A further problem is in central midfield. The transitions from attack to defence are not always quick enough or smooth enough. Chelsea can be really open in this area with Mikel and Ramires often left two against three, whilst the ‘three amigos’ are some way in-front. If Ramires forays forward then Mikel can be left in a one against three situation and with his lack of pace this can be a really vulnerable area for Chelsea. This is a contributory factor to Chelsea conceding so many goals. With regards to them attacking the transitions are always poor unless Mata is in the side, as he often comes deep to pick up the ball and link play.
A look at the 4-3-3
A worry for Chelsea at the moment is how badly they look to be without a plan B. With their current personnel they are quite limited, although a 4-3-3 is probably the best plan B they have.
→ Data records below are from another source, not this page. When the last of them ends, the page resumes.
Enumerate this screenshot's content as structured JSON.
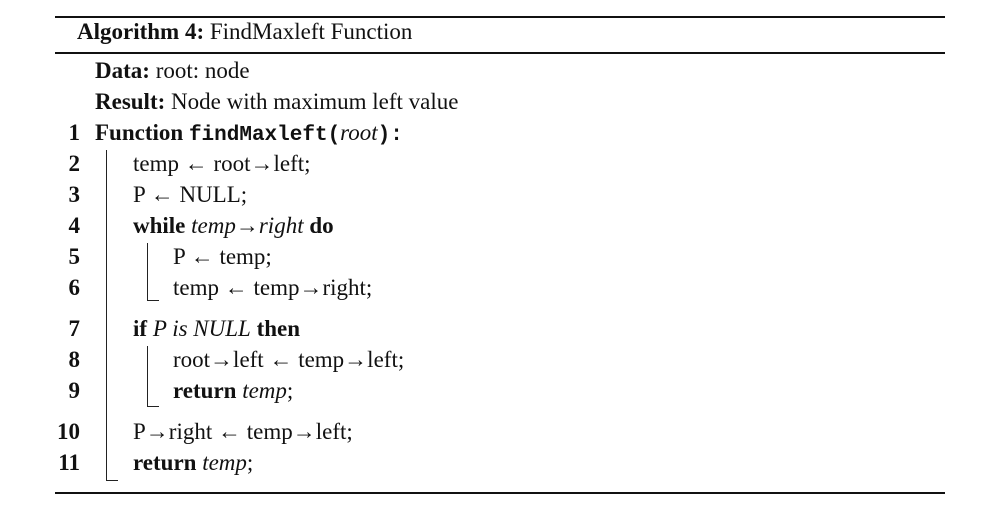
{
  "algorithm": {
    "label": "Algorithm 4:",
    "title": "FindMaxleft Function"
  },
  "header": {
    "data_label": "Data:",
    "data_value": "root: node",
    "result_label": "Result:",
    "result_value": "Node with maximum left value"
  },
  "lines": [
    {
      "num": "1",
      "kw": "Function",
      "func_name": "findMaxleft",
      "open": "(",
      "param": "root",
      "close": "):"
    },
    {
      "num": "2",
      "text": "temp ← root→left;"
    },
    {
      "num": "3",
      "text": "P ← NULL;"
    },
    {
      "num": "4",
      "kw": "while",
      "cond": "temp→right",
      "kw2": "do"
    },
    {
      "num": "5",
      "text": "P ← temp;"
    },
    {
      "num": "6",
      "text": "temp ← temp→right;"
    },
    {
      "num": "7",
      "kw": "if",
      "cond": "P is NULL",
      "kw2": "then"
    },
    {
      "num": "8",
      "text": "root→left ← temp→left;"
    },
    {
      "num": "9",
      "kw": "return",
      "ret": "temp",
      "tail": ";"
    },
    {
      "num": "10",
      "text": "P→right ← temp→left;"
    },
    {
      "num": "11",
      "kw": "return",
      "ret": "temp",
      "tail": ";"
    }
  ]
}
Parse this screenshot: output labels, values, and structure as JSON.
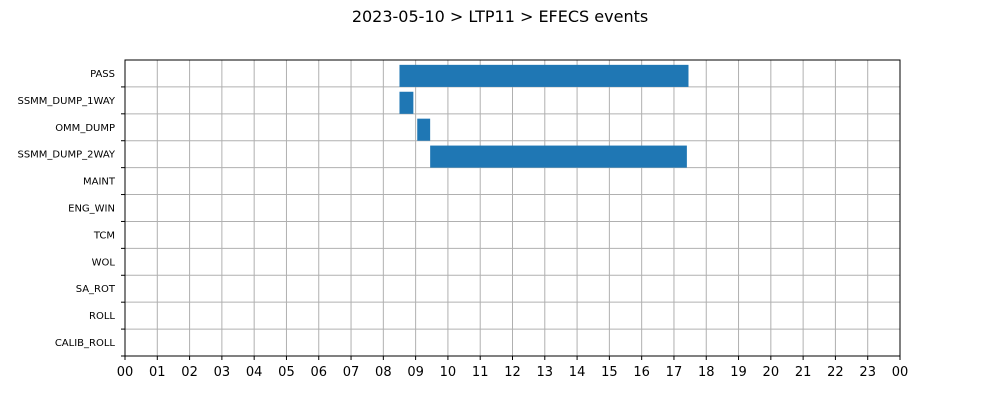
{
  "chart_data": {
    "type": "bar",
    "orientation": "horizontal",
    "title": "2023-05-10 > LTP11 > EFECS events",
    "xlabel": "",
    "ylabel": "",
    "xlim": [
      0,
      24
    ],
    "grid": true,
    "categories": [
      "PASS",
      "SSMM_DUMP_1WAY",
      "OMM_DUMP",
      "SSMM_DUMP_2WAY",
      "MAINT",
      "ENG_WIN",
      "TCM",
      "WOL",
      "SA_ROT",
      "ROLL",
      "CALIB_ROLL"
    ],
    "x_tick_labels": [
      "00",
      "01",
      "02",
      "03",
      "04",
      "05",
      "06",
      "07",
      "08",
      "09",
      "10",
      "11",
      "12",
      "13",
      "14",
      "15",
      "16",
      "17",
      "18",
      "19",
      "20",
      "21",
      "22",
      "23",
      "00"
    ],
    "bar_color": "#1f77b4",
    "events": [
      {
        "category": "PASS",
        "start": 8.5,
        "end": 17.45
      },
      {
        "category": "SSMM_DUMP_1WAY",
        "start": 8.5,
        "end": 8.93
      },
      {
        "category": "OMM_DUMP",
        "start": 9.05,
        "end": 9.45
      },
      {
        "category": "SSMM_DUMP_2WAY",
        "start": 9.45,
        "end": 17.4
      }
    ]
  }
}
The major shift would be a three man central midfield which could involve either recalling Lampard or dropping Oscar back into centre midfield. Oscar has done well playing a bit deeper at times, he did it against Manchester United in the Capital One Cup and he has also done important tactical jobs marking Pirlo and Arteta effectively so far this season. Despite his light frame he is no pushover and has the engine to get up and down the pitch alongside Ramires, whilst Mikel sits deep.
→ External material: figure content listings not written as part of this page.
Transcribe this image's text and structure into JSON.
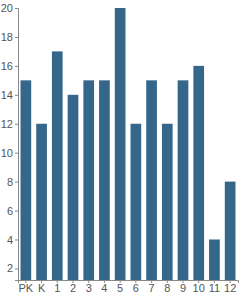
{
  "chart_data": {
    "type": "bar",
    "categories": [
      "PK",
      "K",
      "1",
      "2",
      "3",
      "4",
      "5",
      "6",
      "7",
      "8",
      "9",
      "10",
      "11",
      "12"
    ],
    "values": [
      15,
      12,
      17,
      14,
      15,
      15,
      20,
      12,
      15,
      12,
      15,
      16,
      4,
      8
    ],
    "color": "#34678a",
    "ylim": [
      1.2,
      20
    ],
    "yticks": [
      2,
      4,
      6,
      8,
      10,
      12,
      14,
      16,
      18,
      20
    ],
    "grid": false
  }
}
Out wide Neither Mata nor Hazard would be that keen on playing as wingers. Both stars want to drift inside and as such the problems of defending at full-back might remain. However Chelsea could play Mata deeper instead of Oscar and play Moses and Hazard wide. Moses would be comfortable doing this and can stretch the pitch with his pace and dynamism, he is also able and willing to get back and defend when required.
Another problem with this is that Chelsea don’t have a striker who is capable of playing in an isolated role, which can happen in a 4-3-3. Torres is not very mobile anymore and Sturridge is still untested. Chelsea could thus use Hazard as a false 9 and play Moses and Mata in wider areas. Mata of course played wide left under AVB last season to quite a good effect. This may make the alternative more of a 4-3-2-1 with three centre mids and Mata and Hazard behind Torres.
A 4-3-3 is not the perfect solution. Chelsea don’t have the personnel for it. The club acquired a huge deal of play makers in the summer, with their only natural wingers being Marin (linked with a move away already) and Moses. Hazard and Mata both want central roles, which would mean if they featured wide they would drift inside, in turn creating the same problems that persist in the 4-2-3-1. It is still an option worth exploring, but right now it will not solve all of Chelsea’s options. What Chelsea need is a re-balancing of their playing-staff which will happen in January and the Summer. Rafa Benitez is quite a conservative coach however and may opt for a more solid approach perhaps by dropping Oscar back into centre midfield.